In vielen Tätigkeitsbereichen sind die Arbeitszeiten der Beschäftigten nicht zwangsläufig durchgehend „aktive Leistungsphasen“. Oftmals sind Beschäftigte verpflichtet, sich in einem bestimmten Zeitraum für die Erbringung ihrer Arbeit bereitzuhalten. Im deutschen Arbeitsrecht sind neben Zeiten der aktiven Tätigkeit der Bereitschaftsdienst und die Rufbereitschaft geläufig und anerkannt. Das Europarecht kennt diese Differenzierung hingegen in dieser Art nicht.
Die Arbeitszeitrichtlinie unterscheidet vielmehr nach „Arbeitszeit“ und „Ruhezeit“. Wann aber sind Zeiten der Rufbereitschaft als Arbeitszeit im Sinne der Richtlinie zu qualifizieren? Hierzu hat der EuGH nunmehr in zwei Vorabentscheidungsverfahren (C-344/19; C-580/19) vom 09.03.2021 Stellung
In der Sache ging es in den Vorabentscheidungsverfahren zum einen um einen Feuerwehrbeamten aus Offenbach am Main, der innerhalb von 20 Minuten in Einsatzkleidung mit einem vom Arbeitgeber bereitgestellten Einsatzfahrzeug in der Lage sein musste, die Stadtgrenzen seiner Dienststelle zu erreichen. Das Parallelverfahren betraf einen Techniker aus Slowenien, der in bestimmten Zeiten telefonisch erreichbar und sich bei Bedarf innerhalb einer Stunde am Arbeitsplatz einfinden musste. Beide Beschäftigten vertraten die Ansicht, dass ihre Rufbereitschaftszeiten mit den damit einhergehenden Einschränkungen vollumfänglich als Arbeitszeit anzuerkennen seien.

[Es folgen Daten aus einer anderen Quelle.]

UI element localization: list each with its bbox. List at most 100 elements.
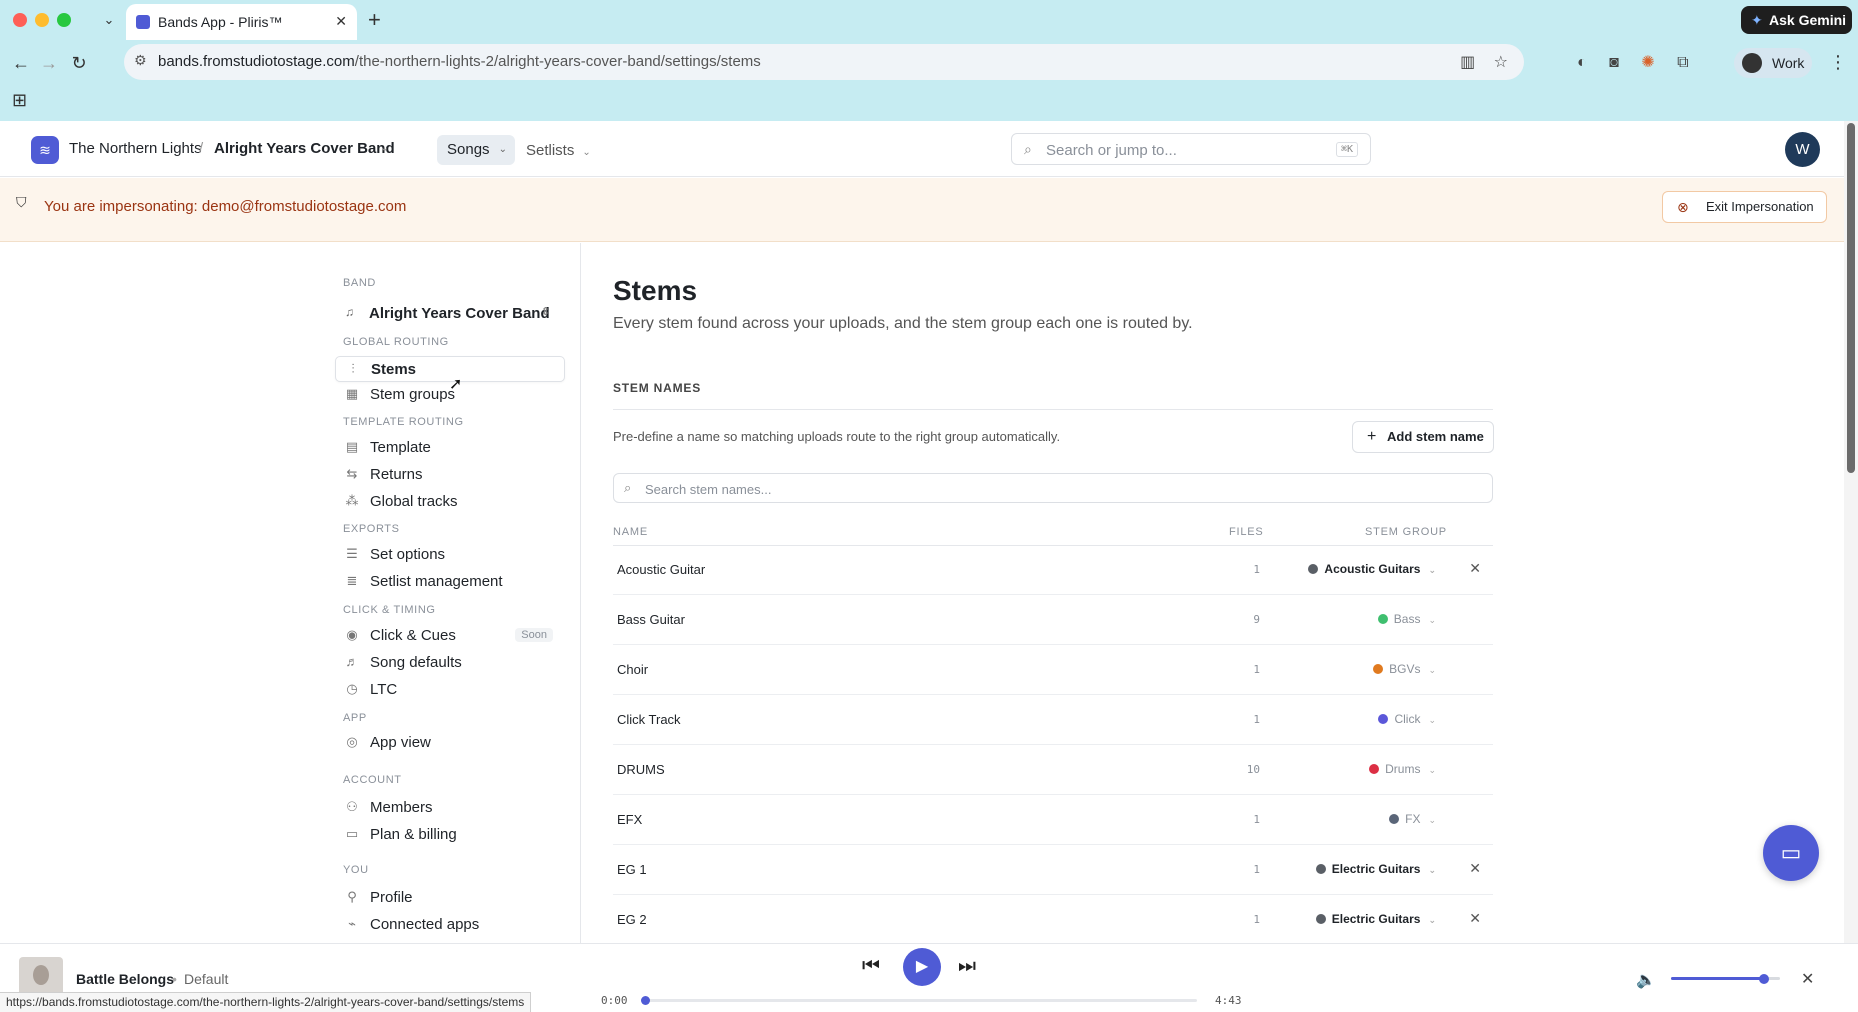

Der Gerichtshof stellte diesbezüglich eingangs fest, dass Zeiten des Bereithaltens nach den Vorgaben der Arbeitszeitrichtlinie (RL 2003/88) entweder als „Arbeitszeit“ oder „Ruhezeit“ einzustufen seien, wobei nur eines der beiden zu einem bestimmten Zeitpunkt vorliegen könne. Eine Zwischenkategorie gäbe es hingegen nicht. Dies vorangestellt fallen nach Ansicht des EuGH unter den Begriff „Arbeitszeit“ im Sinne der RL 2003/88 sämtliche Bereitschaftszeiten einschließlich Rufbereitschaften, während derer dem Arbeitnehmer Einschränkungen von solcher Art auferlegt werden, dass sie seine Möglichkeit, während der Bereitschaftszeiten die Zeit, in der seine beruflichen Leistungen nicht in Anspruch genommen werden, frei zu gestalten und sie seinen eigenen Interessen zu widmen, objektiv gesehen ganz erheblich beeinträchtigen. Spiegelbildlich stelle, wenn die dem Arbeitnehmer während einer bestimmten Bereitschaftszeit auferlegten Einschränkungen keinen solchen Intensitätsgrad erreichen und es ihm erlauben, über seine Zeit zu verfügen und sich ohne größere Einschränkungen seinen eigenen Interessen zu widmen, nur die Zeit, die auf die gegebenenfalls während eines solchen Zeitraums tatsächlich erbrachte Arbeitsleistung entfällt, „Arbeitszeit“ für die Zwecke der Anwendung der Richtlinie dar.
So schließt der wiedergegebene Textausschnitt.